Prince, Allen Toussaint Tributes Set Bittersweet Mood at Jazz Fest 2016

The skies were a clear, radiant blue across the first weekend of the 2016 New Orleans Jazz and Heritage Festival – April 22nd through 24th – but there was purple everywhere else as the city, its homegrown performers and visiting stars paid homage to Prince after his sudden, shocking death on April 21st. The singer never appeared at Jazz Fest – he didn’t do daylight well. But Prince had an extensive history on local stages, making his New Orleans debut in 1979 at a club called Ole Man Rivers; packing 50,000 people into the Superdome as a headliner in 1985, following the success of Purple Rain; and headlining two Essence festivals here in 2004 and 2014.
The first purple T-shirt I saw came out on Jazz Fest’s opening Friday, at 11:30 in the morning at the Gentilly Stage, under the long, broad beard of singer-guitarist Johnny Sketch of the funk-roots-and-jamming band Johnny Sketch and the Dirty Notes. The last, in the closing hour of April 24th over at the Acura Stage, was on Red Hot Chili Peppers guitarist Josh Klinghoffer. And I’m fairly certain that the first Prince cover of the weekend came on Friday at about 1 p.m., during an interview I hosted at the Allison Miner Music Heritage Stage with singer-guitarist Tommy Malone and singer-pianist John Magnie of Louisiana-born roots-rock band the Subdudes.
Shortly before we went on, Malone mentioned to me that he had been fooling around with the chords to “When Doves Cry” after hearing the news of Prince’s passing. When I suggested that he play ’em for the folks – Malone claimed he hadn’t figured out the whole song and didn’t know all the words – the crowd picked up the rhythm, sang along with as many words as they knew and filled the Fairgrounds grandstand with classic New Orleans mourning: the celebration of life and memory that always follows loss and burial.
And so it went, in ways that were surprising, locally eccentric and elliptically revealing. Jam-band siren Grace Potter was sexy and commanding in her April 21st cover of Prince’s “Kiss,” detonating the song in her modern-Janis Joplin power-blues set with exact-replica force and a jolt of gender turnaround and empowerment. The next day at Congo Square, the African reggae singer Alpha Blondy led his band through an extended quote, to a Jamaican offbeat, of the riff in “Power to Love” by Jimi Hendrix’s Band of Gypsys, marking the parallel lines that ran through Prince, back to Hendrix and Bob Marley. Next door, at the Fais Do-Do Stage, accordionist Keith Frank stepped into a tantalizing slice of “She’s Always in My Hair,” the B side to Prince’s 1985 single “Raspberry Beret,” rewiring the beat as zydeco hip-hop.

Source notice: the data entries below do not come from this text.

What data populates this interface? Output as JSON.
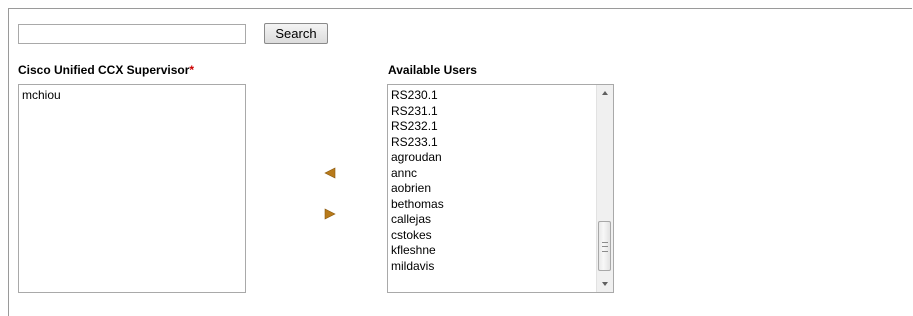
{
  "search": {
    "value": "",
    "placeholder": "",
    "button_label": "Search"
  },
  "supervisor": {
    "label": "Cisco Unified CCX Supervisor",
    "required_mark": "*",
    "items": [
      "mchiou"
    ]
  },
  "available": {
    "label": "Available Users",
    "items": [
      "RS230.1",
      "RS231.1",
      "RS232.1",
      "RS233.1",
      "agroudan",
      "annc",
      "aobrien",
      "bethomas",
      "callejas",
      "cstokes",
      "kfleshne",
      "mildavis"
    ]
  },
  "icons": {
    "move_left": "left-arrow-icon",
    "move_right": "right-arrow-icon",
    "scroll_up": "scroll-up-icon",
    "scroll_down": "scroll-down-icon"
  },
  "colors": {
    "arrow": "#b87a1a",
    "required": "#cc0000"
  }
}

At their Acura Stage blowout that day, Pearl Jam acknowledged a debt of honor by playing “Even Flow” from their 1991 debut LP, Ten, with singer Eddie Vedder noting that Prince had recently covered the song with his female power trio 3rdeyegirl. “He played the shit out of it,” Vedder told the crowd with blunt awe. “We’re going to try to play the shit out of it in his memory.” They did, too, with lead guitarist Mike McCready channeling both Prince and Hendrix – particularly the latter’s streaks of aerial-bombardment feedback in Band of Gypsys’ “Machine Gun” – during his long, explosive solo.